EDITED – See end of text for latest figures!
Since getting my old Audi A4 (1996 Saloon) I have covered over 6000 miles in under 3 months.
I drive over 100 miles a day – and that works out as an average of 76.1 miles a day including my none driving days!
That also works out at £8.04 a day on average…. and 659.8 miles per fill up.
So… I have the perfect chance to try several ways to save fuel.
I didn’t want to do anything over the top. I wanted to make slight changes to see what would happen. The type of changes you could do quite easily without altering your driving style so much.
Firstly I did a few journeys at my normal style. I’m no racer – I keep up with the traffic and drive as the traffic around me drives – so pretty average.
The table below shows a few statistics on my trips. I purchased the car with 113816 miles on the clock – so that is why the first line shows 0mpg – I hadn’t got anything to judge it against.
By the 27/08/09 I had covered 638 miles filling up with 57.63 litres – I had covered those 638 miles at 50.33mpg – a good starting point, as when I chose the car I was looking for 50mpg or more at the very least.
The next entry and I only got 47.03mpg! I knew why though. I was a bit heavier on the throttle and harder on the brakes. I even went around a track which gave the impact of driving the car like a “boy racer” – although that was only for 3 miles…. ONLY 3 miles like an idiot racer and it hammered my economy.
The following fill up gave me 55.66mph – and that was by far gentler driving… but nothing major!
I still drove at the same speeds on the roads as I had done on the previous tests, but this time I didn’t floor the throttle to get to those speeds, and I didn’t use harsh braking to slow down.
I simply put enough throttle down to get the car moving, then as it gathered speed I’d change up a gear – but a little earlier than usual. The time it took to get up to my usual top speeds was a little slower, but it was there that most of the fuel savings took place.
When it came to driving I simply left a bigger gap between me and the car ahead.
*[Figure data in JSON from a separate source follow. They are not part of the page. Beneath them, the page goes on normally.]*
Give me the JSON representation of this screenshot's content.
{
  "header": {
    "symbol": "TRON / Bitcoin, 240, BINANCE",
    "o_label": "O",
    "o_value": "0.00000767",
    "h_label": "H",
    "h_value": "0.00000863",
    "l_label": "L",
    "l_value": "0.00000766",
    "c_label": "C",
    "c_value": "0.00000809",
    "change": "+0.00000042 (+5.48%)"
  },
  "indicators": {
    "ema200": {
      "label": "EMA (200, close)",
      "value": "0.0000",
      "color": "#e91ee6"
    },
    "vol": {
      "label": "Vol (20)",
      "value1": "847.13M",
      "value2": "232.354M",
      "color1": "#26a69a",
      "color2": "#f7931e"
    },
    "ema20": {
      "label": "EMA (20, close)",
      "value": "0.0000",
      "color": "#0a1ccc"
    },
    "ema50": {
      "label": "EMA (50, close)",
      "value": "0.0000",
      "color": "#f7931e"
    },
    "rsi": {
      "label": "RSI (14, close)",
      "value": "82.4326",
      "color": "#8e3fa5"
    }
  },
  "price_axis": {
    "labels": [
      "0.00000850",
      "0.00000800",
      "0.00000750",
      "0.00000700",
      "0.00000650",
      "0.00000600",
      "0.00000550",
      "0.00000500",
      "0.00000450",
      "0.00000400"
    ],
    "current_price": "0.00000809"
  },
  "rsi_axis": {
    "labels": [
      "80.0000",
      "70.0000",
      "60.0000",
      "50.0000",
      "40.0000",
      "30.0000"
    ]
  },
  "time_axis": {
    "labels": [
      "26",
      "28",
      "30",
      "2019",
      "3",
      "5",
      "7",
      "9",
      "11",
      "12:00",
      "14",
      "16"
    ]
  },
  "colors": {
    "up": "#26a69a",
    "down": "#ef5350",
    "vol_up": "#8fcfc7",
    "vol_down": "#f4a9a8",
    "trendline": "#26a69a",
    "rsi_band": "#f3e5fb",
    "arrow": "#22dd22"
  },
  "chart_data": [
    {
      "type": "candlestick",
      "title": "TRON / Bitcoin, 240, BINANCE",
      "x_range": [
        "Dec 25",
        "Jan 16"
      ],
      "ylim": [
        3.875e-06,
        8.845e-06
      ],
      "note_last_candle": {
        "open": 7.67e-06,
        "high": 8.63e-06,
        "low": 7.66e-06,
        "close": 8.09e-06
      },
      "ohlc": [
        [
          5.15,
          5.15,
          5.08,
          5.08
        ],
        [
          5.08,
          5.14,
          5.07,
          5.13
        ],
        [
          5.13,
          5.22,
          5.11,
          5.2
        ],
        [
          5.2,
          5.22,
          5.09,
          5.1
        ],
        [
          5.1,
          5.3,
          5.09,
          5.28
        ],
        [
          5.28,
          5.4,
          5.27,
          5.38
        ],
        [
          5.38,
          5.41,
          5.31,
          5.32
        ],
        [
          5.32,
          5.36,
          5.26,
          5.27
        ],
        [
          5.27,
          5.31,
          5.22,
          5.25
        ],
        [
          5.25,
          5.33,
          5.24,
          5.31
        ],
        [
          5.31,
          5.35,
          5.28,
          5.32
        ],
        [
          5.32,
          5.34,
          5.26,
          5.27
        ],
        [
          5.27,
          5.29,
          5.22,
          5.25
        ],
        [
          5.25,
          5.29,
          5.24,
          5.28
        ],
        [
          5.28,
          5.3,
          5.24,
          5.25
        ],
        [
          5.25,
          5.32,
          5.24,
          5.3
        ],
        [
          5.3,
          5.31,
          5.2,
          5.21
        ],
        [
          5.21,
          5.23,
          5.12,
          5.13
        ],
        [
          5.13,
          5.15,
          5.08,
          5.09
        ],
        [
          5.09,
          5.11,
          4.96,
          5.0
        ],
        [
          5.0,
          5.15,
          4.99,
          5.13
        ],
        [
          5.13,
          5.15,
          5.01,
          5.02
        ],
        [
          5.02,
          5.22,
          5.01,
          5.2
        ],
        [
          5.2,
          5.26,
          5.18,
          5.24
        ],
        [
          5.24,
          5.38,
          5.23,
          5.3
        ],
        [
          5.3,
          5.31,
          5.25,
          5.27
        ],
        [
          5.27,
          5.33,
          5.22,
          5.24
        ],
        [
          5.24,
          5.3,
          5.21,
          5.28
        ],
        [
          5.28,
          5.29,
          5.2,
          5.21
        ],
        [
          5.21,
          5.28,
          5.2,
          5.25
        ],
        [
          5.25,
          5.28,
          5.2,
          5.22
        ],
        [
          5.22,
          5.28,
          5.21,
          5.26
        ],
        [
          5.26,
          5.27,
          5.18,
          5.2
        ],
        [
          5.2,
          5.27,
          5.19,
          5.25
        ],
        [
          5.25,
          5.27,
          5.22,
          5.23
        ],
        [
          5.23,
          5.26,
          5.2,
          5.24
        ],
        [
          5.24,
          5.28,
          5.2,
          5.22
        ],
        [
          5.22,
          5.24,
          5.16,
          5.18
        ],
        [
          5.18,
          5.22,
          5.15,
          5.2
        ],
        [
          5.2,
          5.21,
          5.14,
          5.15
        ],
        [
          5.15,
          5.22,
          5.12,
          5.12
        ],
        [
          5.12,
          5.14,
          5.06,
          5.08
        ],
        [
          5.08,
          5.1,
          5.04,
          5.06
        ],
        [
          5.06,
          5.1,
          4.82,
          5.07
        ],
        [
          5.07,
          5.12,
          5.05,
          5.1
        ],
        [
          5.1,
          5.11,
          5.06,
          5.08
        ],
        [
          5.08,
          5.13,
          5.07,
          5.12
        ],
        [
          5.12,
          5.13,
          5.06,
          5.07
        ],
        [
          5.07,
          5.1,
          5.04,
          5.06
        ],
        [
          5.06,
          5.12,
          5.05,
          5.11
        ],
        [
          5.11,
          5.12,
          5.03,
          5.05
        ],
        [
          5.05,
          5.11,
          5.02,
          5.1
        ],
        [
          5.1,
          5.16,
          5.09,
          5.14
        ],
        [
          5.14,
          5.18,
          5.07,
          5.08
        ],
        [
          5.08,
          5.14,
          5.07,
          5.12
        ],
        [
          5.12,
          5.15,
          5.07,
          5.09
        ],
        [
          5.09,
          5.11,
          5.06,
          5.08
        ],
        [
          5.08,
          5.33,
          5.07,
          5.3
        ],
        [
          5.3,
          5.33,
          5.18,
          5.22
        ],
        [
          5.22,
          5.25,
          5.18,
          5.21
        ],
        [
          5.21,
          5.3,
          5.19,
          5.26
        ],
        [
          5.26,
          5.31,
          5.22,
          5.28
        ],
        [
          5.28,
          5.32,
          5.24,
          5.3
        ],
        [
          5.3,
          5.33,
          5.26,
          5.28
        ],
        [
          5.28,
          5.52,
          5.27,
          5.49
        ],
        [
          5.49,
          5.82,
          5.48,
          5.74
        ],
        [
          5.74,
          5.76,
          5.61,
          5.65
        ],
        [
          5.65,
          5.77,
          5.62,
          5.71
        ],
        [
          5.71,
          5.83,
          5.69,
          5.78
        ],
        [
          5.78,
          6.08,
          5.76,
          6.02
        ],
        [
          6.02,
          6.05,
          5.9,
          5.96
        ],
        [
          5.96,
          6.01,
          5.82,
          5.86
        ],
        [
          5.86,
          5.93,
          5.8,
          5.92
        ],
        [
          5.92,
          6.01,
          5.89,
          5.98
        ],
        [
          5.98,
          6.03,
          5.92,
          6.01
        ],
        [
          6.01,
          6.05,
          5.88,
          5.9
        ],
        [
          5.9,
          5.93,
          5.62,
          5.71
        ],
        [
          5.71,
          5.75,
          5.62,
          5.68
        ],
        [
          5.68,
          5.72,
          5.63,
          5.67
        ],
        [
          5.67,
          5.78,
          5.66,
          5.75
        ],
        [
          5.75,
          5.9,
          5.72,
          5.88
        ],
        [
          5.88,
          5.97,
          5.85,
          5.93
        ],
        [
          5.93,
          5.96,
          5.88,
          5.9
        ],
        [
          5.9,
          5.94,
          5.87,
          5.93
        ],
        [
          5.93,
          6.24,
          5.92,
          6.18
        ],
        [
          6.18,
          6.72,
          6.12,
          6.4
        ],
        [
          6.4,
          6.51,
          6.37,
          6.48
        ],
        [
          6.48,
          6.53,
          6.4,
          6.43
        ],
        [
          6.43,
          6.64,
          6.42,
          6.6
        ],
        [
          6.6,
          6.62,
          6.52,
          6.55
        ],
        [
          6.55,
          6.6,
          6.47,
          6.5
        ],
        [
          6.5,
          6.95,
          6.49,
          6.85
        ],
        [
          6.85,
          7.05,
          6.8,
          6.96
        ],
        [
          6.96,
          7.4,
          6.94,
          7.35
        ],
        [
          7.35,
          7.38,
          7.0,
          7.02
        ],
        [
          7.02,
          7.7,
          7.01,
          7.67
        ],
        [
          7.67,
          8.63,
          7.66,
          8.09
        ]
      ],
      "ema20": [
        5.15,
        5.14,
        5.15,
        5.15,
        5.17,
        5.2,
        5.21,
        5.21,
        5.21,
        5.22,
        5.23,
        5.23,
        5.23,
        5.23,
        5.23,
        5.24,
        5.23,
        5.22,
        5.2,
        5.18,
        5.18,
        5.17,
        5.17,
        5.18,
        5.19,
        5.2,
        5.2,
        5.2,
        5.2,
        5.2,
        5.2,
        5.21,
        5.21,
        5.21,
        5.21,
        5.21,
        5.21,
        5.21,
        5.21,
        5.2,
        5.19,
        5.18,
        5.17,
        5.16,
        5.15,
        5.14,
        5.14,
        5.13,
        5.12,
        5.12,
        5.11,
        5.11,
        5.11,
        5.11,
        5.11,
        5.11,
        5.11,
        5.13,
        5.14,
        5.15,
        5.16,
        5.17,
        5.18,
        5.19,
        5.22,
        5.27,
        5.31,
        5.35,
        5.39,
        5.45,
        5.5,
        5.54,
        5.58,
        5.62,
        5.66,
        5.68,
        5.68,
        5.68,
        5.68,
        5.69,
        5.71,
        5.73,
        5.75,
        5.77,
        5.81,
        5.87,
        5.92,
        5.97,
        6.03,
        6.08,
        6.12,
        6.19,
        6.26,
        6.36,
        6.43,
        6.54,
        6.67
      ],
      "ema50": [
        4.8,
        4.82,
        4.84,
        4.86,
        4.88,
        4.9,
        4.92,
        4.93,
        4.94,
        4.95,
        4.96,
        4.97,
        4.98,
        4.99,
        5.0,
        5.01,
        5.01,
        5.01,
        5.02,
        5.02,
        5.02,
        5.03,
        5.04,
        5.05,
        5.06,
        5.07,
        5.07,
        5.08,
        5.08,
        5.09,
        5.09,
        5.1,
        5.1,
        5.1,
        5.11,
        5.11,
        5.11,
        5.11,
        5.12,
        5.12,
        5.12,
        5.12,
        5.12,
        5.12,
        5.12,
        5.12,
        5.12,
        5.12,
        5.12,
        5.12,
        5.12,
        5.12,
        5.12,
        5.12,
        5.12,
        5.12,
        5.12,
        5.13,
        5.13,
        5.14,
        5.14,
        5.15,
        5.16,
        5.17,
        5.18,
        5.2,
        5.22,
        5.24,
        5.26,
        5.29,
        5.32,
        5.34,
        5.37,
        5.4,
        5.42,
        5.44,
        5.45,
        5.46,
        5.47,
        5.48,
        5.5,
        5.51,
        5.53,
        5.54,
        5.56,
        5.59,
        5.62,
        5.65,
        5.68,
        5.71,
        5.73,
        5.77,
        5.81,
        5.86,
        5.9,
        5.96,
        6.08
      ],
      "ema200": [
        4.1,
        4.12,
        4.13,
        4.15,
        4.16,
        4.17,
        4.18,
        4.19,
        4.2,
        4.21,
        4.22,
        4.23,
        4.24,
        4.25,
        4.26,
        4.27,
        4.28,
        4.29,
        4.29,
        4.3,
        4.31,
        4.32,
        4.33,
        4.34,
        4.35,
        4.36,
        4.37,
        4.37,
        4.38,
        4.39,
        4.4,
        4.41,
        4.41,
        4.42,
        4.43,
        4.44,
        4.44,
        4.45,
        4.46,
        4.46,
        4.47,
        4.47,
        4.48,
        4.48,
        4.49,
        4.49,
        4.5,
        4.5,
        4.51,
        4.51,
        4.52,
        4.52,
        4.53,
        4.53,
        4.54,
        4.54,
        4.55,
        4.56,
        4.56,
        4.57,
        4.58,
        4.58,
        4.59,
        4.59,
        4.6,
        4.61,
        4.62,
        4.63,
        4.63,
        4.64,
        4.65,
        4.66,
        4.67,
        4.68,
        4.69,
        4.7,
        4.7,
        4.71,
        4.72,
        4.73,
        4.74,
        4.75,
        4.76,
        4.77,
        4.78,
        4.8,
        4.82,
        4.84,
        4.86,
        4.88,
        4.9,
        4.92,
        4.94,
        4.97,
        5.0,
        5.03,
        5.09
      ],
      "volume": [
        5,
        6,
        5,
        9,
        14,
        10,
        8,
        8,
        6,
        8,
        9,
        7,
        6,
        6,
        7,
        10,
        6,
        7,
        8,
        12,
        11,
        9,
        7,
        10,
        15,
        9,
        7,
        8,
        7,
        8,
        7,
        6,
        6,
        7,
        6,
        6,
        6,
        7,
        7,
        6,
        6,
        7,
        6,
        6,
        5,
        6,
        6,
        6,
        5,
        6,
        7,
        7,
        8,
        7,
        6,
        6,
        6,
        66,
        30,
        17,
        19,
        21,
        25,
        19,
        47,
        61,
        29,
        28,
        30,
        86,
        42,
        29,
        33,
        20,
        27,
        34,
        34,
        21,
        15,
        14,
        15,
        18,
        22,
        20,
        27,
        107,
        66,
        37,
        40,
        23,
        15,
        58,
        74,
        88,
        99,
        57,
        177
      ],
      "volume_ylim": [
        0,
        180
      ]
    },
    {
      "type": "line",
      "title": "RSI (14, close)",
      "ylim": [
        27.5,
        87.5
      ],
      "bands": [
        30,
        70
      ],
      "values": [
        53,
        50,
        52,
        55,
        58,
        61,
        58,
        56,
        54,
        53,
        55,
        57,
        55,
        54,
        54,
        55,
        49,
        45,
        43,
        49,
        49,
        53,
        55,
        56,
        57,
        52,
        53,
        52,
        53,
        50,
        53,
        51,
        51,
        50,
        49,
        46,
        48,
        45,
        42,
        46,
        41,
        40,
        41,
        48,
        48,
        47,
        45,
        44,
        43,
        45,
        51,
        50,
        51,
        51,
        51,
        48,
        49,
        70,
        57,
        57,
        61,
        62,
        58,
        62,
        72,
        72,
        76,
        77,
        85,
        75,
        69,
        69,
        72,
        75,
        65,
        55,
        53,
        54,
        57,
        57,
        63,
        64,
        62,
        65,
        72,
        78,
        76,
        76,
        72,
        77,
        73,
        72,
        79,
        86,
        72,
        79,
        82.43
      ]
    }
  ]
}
If I saw the cars ahead start to slow I would come off of the throttle straight away instead of catching up and having to brake.
This way I wasn’t wasting fuel by braking and accelerating all the time – I was just using the throttle to keep me gently at my cruising speed – which was the same cruising speed I had used from the beginning of the test.
As you can see – between harsh driving and gentle driving I had a change in mpg of 8.63 mpg… or 299 miles per tank – at the time that was £6.84 per tank saved. For me that is over £350 a year… which covers MoT & Tax.
The thing is, the journey to and from work is not taking any longer. Just driving calmly, pre-empting what other cars were doing, having a feather weight foot rather than a lead one… it all added up.
I use the iPhone App – Road Trip to measure all of this. Since using it I have taken a greater interest in my economy – I even have all my expenses set up on it so I can see the true daily cost of my car once insurance, fuel, tax, MoT, services etc are taken into account. Currently it costs £12.21 a day – which is less than half the price of a return train ticket for my work!
Annoyingly the M3 then had months of road works – and the reduced speed took the car out of an economic cruise, so I lost the high mileage economy for a while. Still, I managed to keep the average up over 50mpg.
I am now trying to hone my driving style to reduce the fuel cost even more. I mentioned that I would simply come off of the throttle if I was catching up with traffic. If I caught up too fast (nothing dangerous) then I was using the brake. This isn’t the best way to save fuel…. You see modern cars that are aiming at giving better economy are now using engine braking to help save fuel. One way you can do this with older cars is to come off of the throttle, put the clutch in so the revs drop off, then slowly let the clutch out again. The speed of the car will then try to spin the engine revs back up again, and as this happens the energy used to spin the engine up is lost in speed. I am finding I can slow down quite smoothly this way – and in fact don’t need to use the brake unless I am coming to a dead stop, or if there is an event that requires faster stopping.
I also don’t sit on the clutch at traffic lights or on hills. I go into neutral and put the hand brake on. It doesn’t seem like much, but it all adds up. Correctly servicing the car, keeping the tyres to the correct pressure (an important safety check in its own right) – it’s all important in the fight to save fuel bills – and none of it is difficult to achieve.
It’s all about being calm – and it is true to a point, driving faster doesn’t get you there any quicker – but driving there with a bit more thought will save a lot of money.
Even though I spent some time stuck in traffic due to a huge problem on the M27, the results from clutch braking are showing through. I have just returned my best MPG to date at 56.18mpg – giving my daily running cost (including all bills etc) of just over 15 pence!). If I carried on driving hard, that would go up to £1.15!!! That’s a heck of a difference.
One person pointed out that this may wear the clutch out more… BUT… I am using less brakes and less fuel – which more than makes up for any additional clutch wear. Also. the clutch is gently slipping within a small speed & rev range, so the wear is much less than you would get when changing gear. So clutch wear is a mute point here.